Local 464 S&T saves teen near tracks in Oklahoma

Published: February 18, 2020

Last updated on May 18th, 2021

The secretary & treasurer of SMART-TD Local 464 (Arkansas City, Kan.) rendered medical assistance to a teen who was found bleeding from a head wound on the side of the tracks in mid-February, saving the boy’s life.

Jason Schwartz, a U.S. Marine Corps veteran who served in Operation Iraqi Freedom during the battle of Fallujah in November 2003 and a TD member since 2006, described the situation:

“Today I was faced with a decision that ultimately changed the outcome for a 16-year-old kid.

“I was called out of Oklahoma City and took a train north to Arkansas City. At 1705, a southbound Z-train dialed up the emergency tone for DS-21 and advised they may have seen a kid/body on the right of way of the main line, and he looked to be dead.

“I was stopped in the siding meeting the Z-train, and without hesitation I donned my gear and headed to the location where the body was said to be. I took to foot and walked … to check on what the Z-train was reporting.

“When I got 30 yards away from the body, I called out, ‘Hey boy, hey buddy, I’m here to help!’ I didn’t know if the person was dead or alive, but I still wanted to announce I was there just in case the person was in a mad state of mind. I got about 10 yards away and saw the kid was still breathing and radioed, ‘We need an ambulance asap, he’s still alive,’ I opened my phone to take a video to show he was alive when I arrived in case he died in between the time I found him and when paramedics arrived.

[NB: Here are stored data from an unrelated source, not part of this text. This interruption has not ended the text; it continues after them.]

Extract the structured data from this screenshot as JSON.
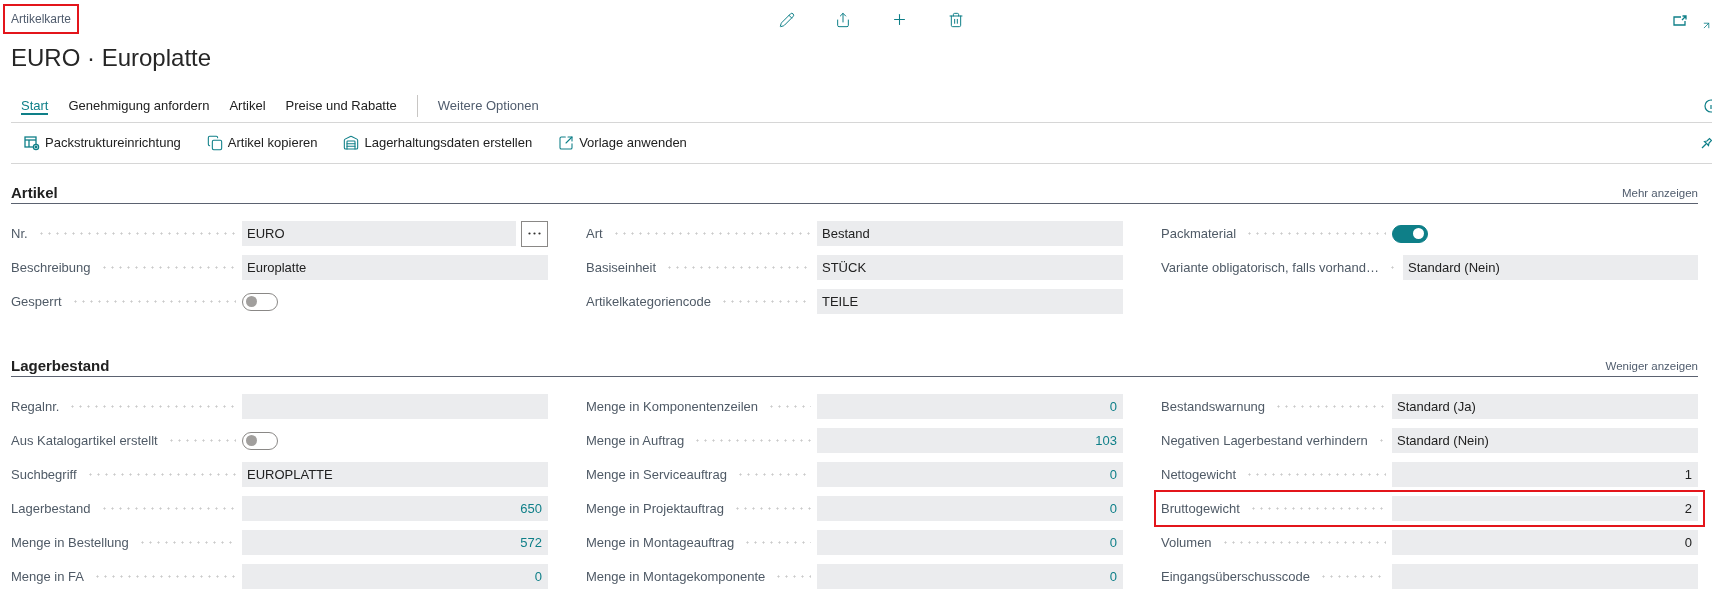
{
  "caption": {
    "text": "Artikelkarte",
    "highlighted": true
  },
  "title": "EURO · Europlatte",
  "tabs": [
    {
      "label": "Start",
      "selected": true
    },
    {
      "label": "Genehmigung anfordern",
      "selected": false
    },
    {
      "label": "Artikel",
      "selected": false
    },
    {
      "label": "Preise und Rabatte",
      "selected": false
    }
  ],
  "more_options": "Weitere Optionen",
  "actions": [
    {
      "label": "Packstruktureinrichtung"
    },
    {
      "label": "Artikel kopieren"
    },
    {
      "label": "Lagerhaltungsdaten erstellen"
    },
    {
      "label": "Vorlage anwenden"
    }
  ],
  "sections": [
    {
      "title": "Artikel",
      "link": "Mehr anzeigen",
      "columns": [
        {
          "fields": [
            {
              "label": "Nr.",
              "kind": "lookup",
              "value": "EURO",
              "highlighted": false
            },
            {
              "label": "Beschreibung",
              "kind": "text",
              "value": "Europlatte",
              "highlighted": false
            },
            {
              "label": "Gesperrt",
              "kind": "toggle",
              "on": false,
              "highlighted": false
            }
          ]
        },
        {
          "fields": [
            {
              "label": "Art",
              "kind": "text",
              "value": "Bestand",
              "highlighted": false
            },
            {
              "label": "Basiseinheit",
              "kind": "text",
              "value": "STÜCK",
              "highlighted": false
            },
            {
              "label": "Artikelkategoriencode",
              "kind": "text",
              "value": "TEILE",
              "highlighted": false
            }
          ]
        },
        {
          "fields": [
            {
              "label": "Packmaterial",
              "kind": "toggle",
              "on": true,
              "highlighted": false
            },
            {
              "label": "Variante obligatorisch, falls vorhand…",
              "kind": "text",
              "value": "Standard (Nein)",
              "highlighted": false
            }
          ]
        }
      ]
    },
    {
      "title": "Lagerbestand",
      "link": "Weniger anzeigen",
      "columns": [
        {
          "fields": [
            {
              "label": "Regalnr.",
              "kind": "text",
              "highlighted": false
            },
            {
              "label": "Aus Katalogartikel erstellt",
              "kind": "toggle",
              "on": false,
              "highlighted": false
            },
            {
              "label": "Suchbegriff",
              "kind": "text",
              "value": "EUROPLATTE",
              "highlighted": false
            },
            {
              "label": "Lagerbestand",
              "kind": "drilldown",
              "value": "650",
              "highlighted": false
            },
            {
              "label": "Menge in Bestellung",
              "kind": "drilldown",
              "value": "572",
              "highlighted": false
            },
            {
              "label": "Menge in FA",
              "kind": "drilldown",
              "value": "0",
              "highlighted": false
            }
          ]
        },
        {
          "fields": [
            {
              "label": "Menge in Komponentenzeilen",
              "kind": "drilldown",
              "value": "0",
              "highlighted": false
            },
            {
              "label": "Menge in Auftrag",
              "kind": "drilldown",
              "value": "103",
              "highlighted": false
            },
            {
              "label": "Menge in Serviceauftrag",
              "kind": "drilldown",
              "value": "0",
              "highlighted": false
            },
            {
              "label": "Menge in Projektauftrag",
              "kind": "drilldown",
              "value": "0",
              "highlighted": false
            },
            {
              "label": "Menge in Montageauftrag",
              "kind": "drilldown",
              "value": "0",
              "highlighted": false
            },
            {
              "label": "Menge in Montagekomponente",
              "kind": "drilldown",
              "value": "0",
              "highlighted": false
            }
          ]
        },
        {
          "fields": [
            {
              "label": "Bestandswarnung",
              "kind": "text",
              "value": "Standard (Ja)",
              "highlighted": false
            },
            {
              "label": "Negativen Lagerbestand verhindern",
              "kind": "text",
              "value": "Standard (Nein)",
              "highlighted": false
            },
            {
              "label": "Nettogewicht",
              "kind": "number",
              "value": "1",
              "highlighted": false
            },
            {
              "label": "Bruttogewicht",
              "kind": "number",
              "value": "2",
              "highlighted": true
            },
            {
              "label": "Volumen",
              "kind": "number",
              "value": "0",
              "highlighted": false
            },
            {
              "label": "Eingangsüberschusscode",
              "kind": "text",
              "highlighted": false
            }
          ]
        }
      ]
    }
  ]
}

“I gave the kid my Carhartt coat to reduce the risk of shock and hypothermia and help talk to the kid to keep him conscious. The kid had a major blow to the center of his forehead where it appeared he went headfirst into the spike and rail, maybe causing a skull fracture, and mangled his face up pretty bad.

“He lost lots of blood but was conscious to answer a few questions,” Schwartz said. “It was hard to make out what he was saying due to the blood coming from a 1.5-inch gash in his mouth.”

Paramedics arrived and Schwartz helped to bandage the teen’s head wound and to carry him out to where the boy would eventually be airlifted to Oklahoma University Medical Center for treatment. A sheriff’s deputy reported to management
that the actions of Schwartz, who is also his local’s legislative representative and GCA-020 secretary, were considered to be life-saving.

“The sheriff deputy told the road foreman that I went ‘above and beyond,’ but I would have done it for anybody,” Schwartz said later in a phone interview.

A big factor was the mindset he gained from his nine years in the Marines — “seek and save” — didn’t allow him to be passive when the situation presented itself, Schwartz said.

That’s why he walked a mile and a half to the site, focused on stopping the boy’s bleeding and sacrificed his coat to stave off shock for the victim.

“My Marine Corps instinct was there to get up and help,” he said. “If I’m in a position to help, it was just first nature.”

Schwartz visited the teen, who apparently had fallen from a train he had jumped on, in the hospital. Schwartz, familiar with the stretch where he found the teen, said the train could have been going as fast as 50 mph. The teen had a broken nose, fractured cheekbone and went through surgery to have a titanium plate inserted to help stabilize his head injuries with additional surgeries slated for jaw and dental repair, Schwartz said.

The conductor later received a letter from the teen’s adopted mother and biological sister thanking him for his life-saving aid.

“They were very, very thankful, and let me know that he was doing well,” Schwartz said. “This easily could’ve been the worst-case scenario.”

The teen’s position close to the tracks where Schwartz found him put him in jeopardy of getting hit by a passing train, and a video of the scene taken by Schwartz shows that the teen collapsed on the ballast.

“For all the thousands in technology, not one penny of it would have detected that person next to the tracks,” Schwartz said. “He was inches away from the cattle guard on the leading unit. He could have been
struck by the step rungs … PTC is signal-to-signal. There’s nothing there to warn the crew of an object on or near the tracks.”